Taking advantage of the area, the Mackenzie River Pizza restaurant will be near the front of the facility, offering views of both the ice and the downtown area.
“The doors will open and the bar will overlook the Water Street area,” Derrick said. “There will also be a staircase that goes down to the events plaza so we can host watch parties on the events plaza. We’ll have a large jumbo screen on the side of the building.”
The 19 employees who worked at the convention center — four full-time and 15 part-time — are being assisted in finding new jobs. The full-time employees have already been transferred to lateral jobs within the city, according to city spokeswoman Kathleen Richards. Of the part-time employees, two have netted new jobs with others in the process of applying for new jobs in the city, Richards said.
Water Street is in the midst of a revitalization with new businesses opening up in the past couple of years and more projects on the docket. Since word of the Knights lining up with the city got out, even more interest has been shown by potential developers, according to Mayor Debra March.
“It’s a game-changer for Water Street,” March said. “Water Street has been struggling for many years and I think with some of the investments we’ve seen… we’ve seen a real tipping occur.

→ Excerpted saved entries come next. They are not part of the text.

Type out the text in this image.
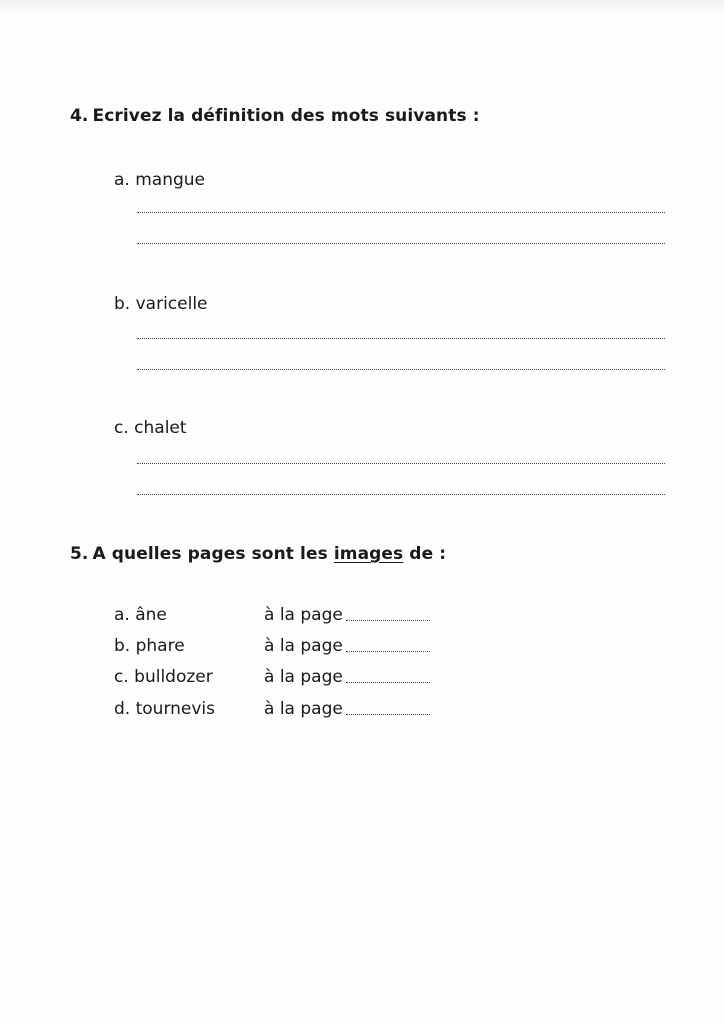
4. Ecrivez la définition des mots suivants :
a. mangue
b. varicelle
c. chalet
5. A quelles pages sont les images de :
a. âne	à la page
b. phare	à la page
c. bulldozer	à la page
d. tournevis	à la page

But this project has stimulated other projects to come to our community as well.”
With the Knights hockey facility in downtown and the Raiders constructing their team headquarters and practice facility off St. Rose Parkway, the city is welcoming the wave of major league professional sports to the valley with open arms.
“Sports has a home in Henderson,” March said.
The Henderson ice arena is expected to only be the beginning of Knights facilities popping up around Southern Nevada. As the youth interest in the sport continues to grow, having proper facilities for them learn the game in is vital, Knights President Kerry Bubolz said.
“When you have thousands of kids in the learn-to-skate programs that we have right now, they have to have places to go and play as they evolve and grow through our hockey pyramid,” he said. “We’ll start to look beyond the valley to see what’s next. We really believe there is enough demand for the game to build more facilities and we’ll keep looking around valley for that next spot.”